Mit Gruppentraining die Versorgungslücke schließen  

Wichtig ist es, dass Betroffene schnell Hilfe bekommen. Allerdings gibt es seit Jahren zu wenige Therapieplätze. Ein Problem, vor dem auch die Kinder- und Jugendpsychiatrie in Marburg steht. Denn die Zunahme von Angststörungen betreffe vor allem junge Menschen, Kinder und Jugendliche, wie Psychotherapeutin Christina Pranjic berichtet.  

"Corona war sehr, sehr tragisch für junge Menschen", so Pranjic. "Durch diese soziale Isolation kam es zu Entwicklungseinbußen, die vor allem Kinder machen mussten." Dazu würden die globalen Krisen, ein größerer Leistungsdruck in der Schule und der Vergleich auf sozialen Medien kommen – das Ergebnis: immer länger werdende Wartelisten.  

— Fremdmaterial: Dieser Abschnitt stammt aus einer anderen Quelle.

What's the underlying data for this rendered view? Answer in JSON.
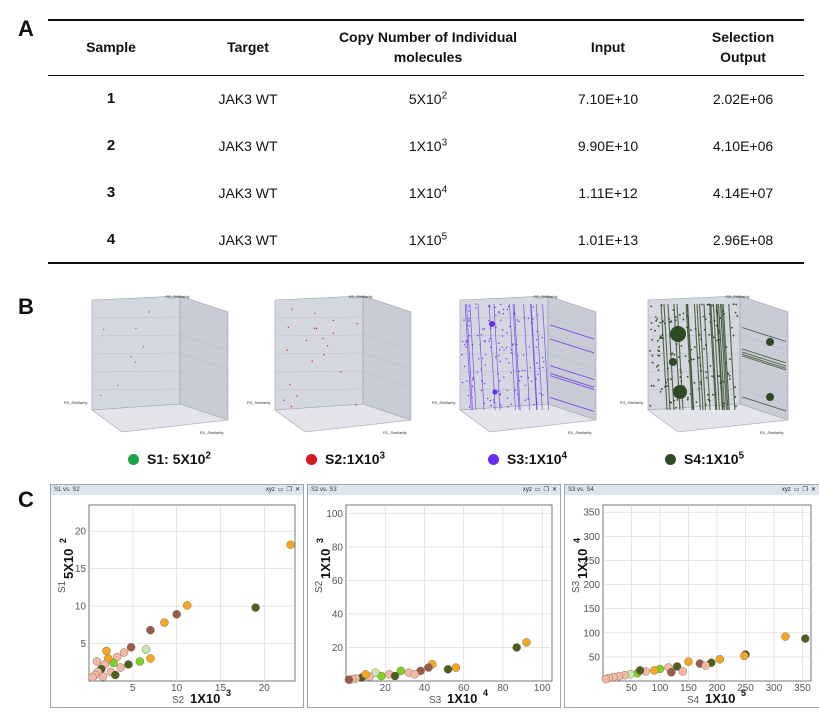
{
  "panel_labels": {
    "a": "A",
    "b": "B",
    "c": "C"
  },
  "table": {
    "headers": {
      "sample": "Sample",
      "target": "Target",
      "copy_line1": "Copy Number of Individual",
      "copy_line2": "molecules",
      "input": "Input",
      "selection_line1": "Selection",
      "selection_line2": "Output"
    },
    "rows": [
      {
        "sample": "1",
        "target": "JAK3 WT",
        "copy_base": "5X10",
        "copy_exp": "2",
        "input": "7.10E+10",
        "output": "2.02E+06"
      },
      {
        "sample": "2",
        "target": "JAK3 WT",
        "copy_base": "1X10",
        "copy_exp": "3",
        "input": "9.90E+10",
        "output": "4.10E+06"
      },
      {
        "sample": "3",
        "target": "JAK3 WT",
        "copy_base": "1X10",
        "copy_exp": "4",
        "input": "1.11E+12",
        "output": "4.14E+07"
      },
      {
        "sample": "4",
        "target": "JAK3 WT",
        "copy_base": "1X10",
        "copy_exp": "5",
        "input": "1.01E+13",
        "output": "2.96E+08"
      }
    ]
  },
  "panel_b": {
    "axis_labels": {
      "r1": "R1_Similarity",
      "r2": "R2_Similarity",
      "r3": "R3_Similarity"
    },
    "legend": [
      {
        "label_base": "S1: 5X10",
        "label_exp": "2",
        "color": "#1aa34a"
      },
      {
        "label_base": "S2:1X10",
        "label_exp": "3",
        "color": "#d8191a"
      },
      {
        "label_base": "S3:1X10",
        "label_exp": "4",
        "color": "#6a2cf0"
      },
      {
        "label_base": "S4:1X10",
        "label_exp": "5",
        "color": "#2e4a22"
      }
    ]
  },
  "panel_c": {
    "windows": [
      {
        "title": "S1 vs. S2",
        "xlabel_small": "S2",
        "xlabel_big_base": "1X10",
        "xlabel_big_exp": "3",
        "ylabel_small": "S1",
        "ylabel_big_base": "5X10",
        "ylabel_big_exp": "2",
        "xticks": [
          5,
          10,
          15,
          20
        ],
        "yticks": [
          5,
          10,
          15,
          20
        ],
        "xlim": [
          0,
          23.5
        ],
        "ylim": [
          0,
          23.5
        ]
      },
      {
        "title": "S2 vs. S3",
        "xlabel_small": "S3",
        "xlabel_big_base": "1X10",
        "xlabel_big_exp": "4",
        "ylabel_small": "S2",
        "ylabel_big_base": "1X10",
        "ylabel_big_exp": "3",
        "xticks": [
          20,
          40,
          60,
          80,
          100
        ],
        "yticks": [
          20,
          40,
          60,
          80,
          100
        ],
        "xlim": [
          0,
          105
        ],
        "ylim": [
          0,
          105
        ]
      },
      {
        "title": "S3 vs. S4",
        "xlabel_small": "S4",
        "xlabel_big_base": "1X10",
        "xlabel_big_exp": "5",
        "ylabel_small": "S3",
        "ylabel_big_base": "1X10",
        "ylabel_big_exp": "4",
        "xticks": [
          50,
          100,
          150,
          200,
          250,
          300,
          350
        ],
        "yticks": [
          50,
          100,
          150,
          200,
          250,
          300,
          350
        ],
        "xlim": [
          0,
          365
        ],
        "ylim": [
          0,
          365
        ]
      }
    ],
    "toolbar_label": "xyz",
    "point_colors": [
      "#f5a623",
      "#4e5e1e",
      "#9a5a4a",
      "#7ed321",
      "#f4b8a8",
      "#c8e6b0"
    ]
  },
  "chart_data": [
    {
      "type": "scatter",
      "title": "S1 vs. S2",
      "xlabel": "S2 1X10^3",
      "ylabel": "S1 5X10^2",
      "xlim": [
        0,
        23.5
      ],
      "ylim": [
        0,
        23.5
      ],
      "points": [
        {
          "x": 23.0,
          "y": 18.2,
          "c": "#f5a623"
        },
        {
          "x": 19.0,
          "y": 9.8,
          "c": "#4e5e1e"
        },
        {
          "x": 11.2,
          "y": 10.1,
          "c": "#f5a623"
        },
        {
          "x": 10.0,
          "y": 8.9,
          "c": "#9a5a4a"
        },
        {
          "x": 8.6,
          "y": 7.8,
          "c": "#f5a623"
        },
        {
          "x": 7.0,
          "y": 6.8,
          "c": "#9a5a4a"
        },
        {
          "x": 6.5,
          "y": 4.2,
          "c": "#c8e6b0"
        },
        {
          "x": 7.0,
          "y": 3.0,
          "c": "#f5a623"
        },
        {
          "x": 5.8,
          "y": 2.6,
          "c": "#7ed321"
        },
        {
          "x": 4.8,
          "y": 4.5,
          "c": "#9a5a4a"
        },
        {
          "x": 4.0,
          "y": 3.8,
          "c": "#f4b8a8"
        },
        {
          "x": 3.2,
          "y": 3.2,
          "c": "#f4b8a8"
        },
        {
          "x": 2.8,
          "y": 2.4,
          "c": "#7ed321"
        },
        {
          "x": 2.2,
          "y": 3.0,
          "c": "#f5a623"
        },
        {
          "x": 1.8,
          "y": 2.2,
          "c": "#f4b8a8"
        },
        {
          "x": 1.4,
          "y": 1.6,
          "c": "#4e5e1e"
        },
        {
          "x": 1.0,
          "y": 1.2,
          "c": "#f4b8a8"
        },
        {
          "x": 0.7,
          "y": 0.8,
          "c": "#f4b8a8"
        },
        {
          "x": 0.4,
          "y": 0.5,
          "c": "#f4b8a8"
        },
        {
          "x": 2.5,
          "y": 1.2,
          "c": "#f4b8a8"
        },
        {
          "x": 3.6,
          "y": 1.8,
          "c": "#f4b8a8"
        },
        {
          "x": 1.6,
          "y": 0.6,
          "c": "#f4b8a8"
        },
        {
          "x": 0.9,
          "y": 2.6,
          "c": "#f4b8a8"
        },
        {
          "x": 2.0,
          "y": 4.0,
          "c": "#f5a623"
        },
        {
          "x": 4.5,
          "y": 2.2,
          "c": "#4e5e1e"
        },
        {
          "x": 3.0,
          "y": 0.8,
          "c": "#4e5e1e"
        }
      ]
    },
    {
      "type": "scatter",
      "title": "S2 vs. S3",
      "xlabel": "S3 1X10^4",
      "ylabel": "S2 1X10^3",
      "xlim": [
        0,
        105
      ],
      "ylim": [
        0,
        105
      ],
      "points": [
        {
          "x": 92,
          "y": 23,
          "c": "#f5a623"
        },
        {
          "x": 87,
          "y": 20,
          "c": "#4e5e1e"
        },
        {
          "x": 56,
          "y": 8,
          "c": "#f5a623"
        },
        {
          "x": 52,
          "y": 7,
          "c": "#4e5e1e"
        },
        {
          "x": 44,
          "y": 10,
          "c": "#f5a623"
        },
        {
          "x": 42,
          "y": 8,
          "c": "#9a5a4a"
        },
        {
          "x": 38,
          "y": 6,
          "c": "#9a5a4a"
        },
        {
          "x": 32,
          "y": 5,
          "c": "#f4b8a8"
        },
        {
          "x": 28,
          "y": 6,
          "c": "#7ed321"
        },
        {
          "x": 22,
          "y": 4,
          "c": "#f4b8a8"
        },
        {
          "x": 18,
          "y": 3,
          "c": "#7ed321"
        },
        {
          "x": 15,
          "y": 5,
          "c": "#c8e6b0"
        },
        {
          "x": 12,
          "y": 2.5,
          "c": "#f4b8a8"
        },
        {
          "x": 8,
          "y": 2,
          "c": "#4e5e1e"
        },
        {
          "x": 5,
          "y": 1.5,
          "c": "#f4b8a8"
        },
        {
          "x": 3,
          "y": 1,
          "c": "#f4b8a8"
        },
        {
          "x": 1.5,
          "y": 0.8,
          "c": "#9a5a4a"
        },
        {
          "x": 10,
          "y": 4,
          "c": "#f5a623"
        },
        {
          "x": 25,
          "y": 3,
          "c": "#4e5e1e"
        },
        {
          "x": 35,
          "y": 4,
          "c": "#f4b8a8"
        }
      ]
    },
    {
      "type": "scatter",
      "title": "S3 vs. S4",
      "xlabel": "S4 1X10^5",
      "ylabel": "S3 1X10^4",
      "xlim": [
        0,
        365
      ],
      "ylim": [
        0,
        365
      ],
      "points": [
        {
          "x": 355,
          "y": 88,
          "c": "#4e5e1e"
        },
        {
          "x": 320,
          "y": 92,
          "c": "#f5a623"
        },
        {
          "x": 250,
          "y": 55,
          "c": "#4e5e1e"
        },
        {
          "x": 248,
          "y": 52,
          "c": "#f5a623"
        },
        {
          "x": 205,
          "y": 45,
          "c": "#f5a623"
        },
        {
          "x": 190,
          "y": 38,
          "c": "#4e5e1e"
        },
        {
          "x": 170,
          "y": 36,
          "c": "#9a5a4a"
        },
        {
          "x": 150,
          "y": 40,
          "c": "#f5a623"
        },
        {
          "x": 130,
          "y": 30,
          "c": "#4e5e1e"
        },
        {
          "x": 115,
          "y": 28,
          "c": "#f4b8a8"
        },
        {
          "x": 100,
          "y": 25,
          "c": "#7ed321"
        },
        {
          "x": 90,
          "y": 22,
          "c": "#f5a623"
        },
        {
          "x": 75,
          "y": 20,
          "c": "#f4b8a8"
        },
        {
          "x": 60,
          "y": 16,
          "c": "#7ed321"
        },
        {
          "x": 48,
          "y": 14,
          "c": "#c8e6b0"
        },
        {
          "x": 38,
          "y": 12,
          "c": "#f4b8a8"
        },
        {
          "x": 28,
          "y": 10,
          "c": "#f4b8a8"
        },
        {
          "x": 18,
          "y": 8,
          "c": "#f4b8a8"
        },
        {
          "x": 10,
          "y": 6,
          "c": "#f4b8a8"
        },
        {
          "x": 5,
          "y": 4,
          "c": "#f4b8a8"
        },
        {
          "x": 140,
          "y": 20,
          "c": "#f4b8a8"
        },
        {
          "x": 180,
          "y": 32,
          "c": "#f4b8a8"
        },
        {
          "x": 120,
          "y": 18,
          "c": "#9a5a4a"
        },
        {
          "x": 65,
          "y": 22,
          "c": "#4e5e1e"
        }
      ]
    }
  ]
}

In der Marburger Klinik hat man sich deshalb ein neues Konzept überlegt. Mit Gruppentraining soll eine erste Versorgung gewährleistet werden. "Durch die Gruppentherapien können wir in kurzer Zeit viele Leute behandeln", sagt Pranjic.  

Mit Gruppenkonzept Warteliste abgeschafft

Neben den Gruppentherapien für die Kinder werden auch ihre Eltern in Gruppen trainiert. Die Erwachsenen lernen, wie sie ihre Kinder unterstützen können und durch den gemeinsamen Austausch können die Familien gegenseitig voneinander lernen. "Die Kinder und die Erwachsenen sehen, dass sie nicht alleine dastehen, dass viele ähnliche Schwierigkeiten haben", erklärt Pranjic.  

Dank der Gruppen gibt es in der Kinder- und Jugendpsychiatrie in Marburg jetzt keine Wartelisten mehr. Direkt nach der Anmeldung können die Betroffenen an den Gruppen teilnehmen, währenddessen läuft die Diagnostik und dann wird im Einzelfall entschieden, ob noch weiterer Therapiebedarf besteht.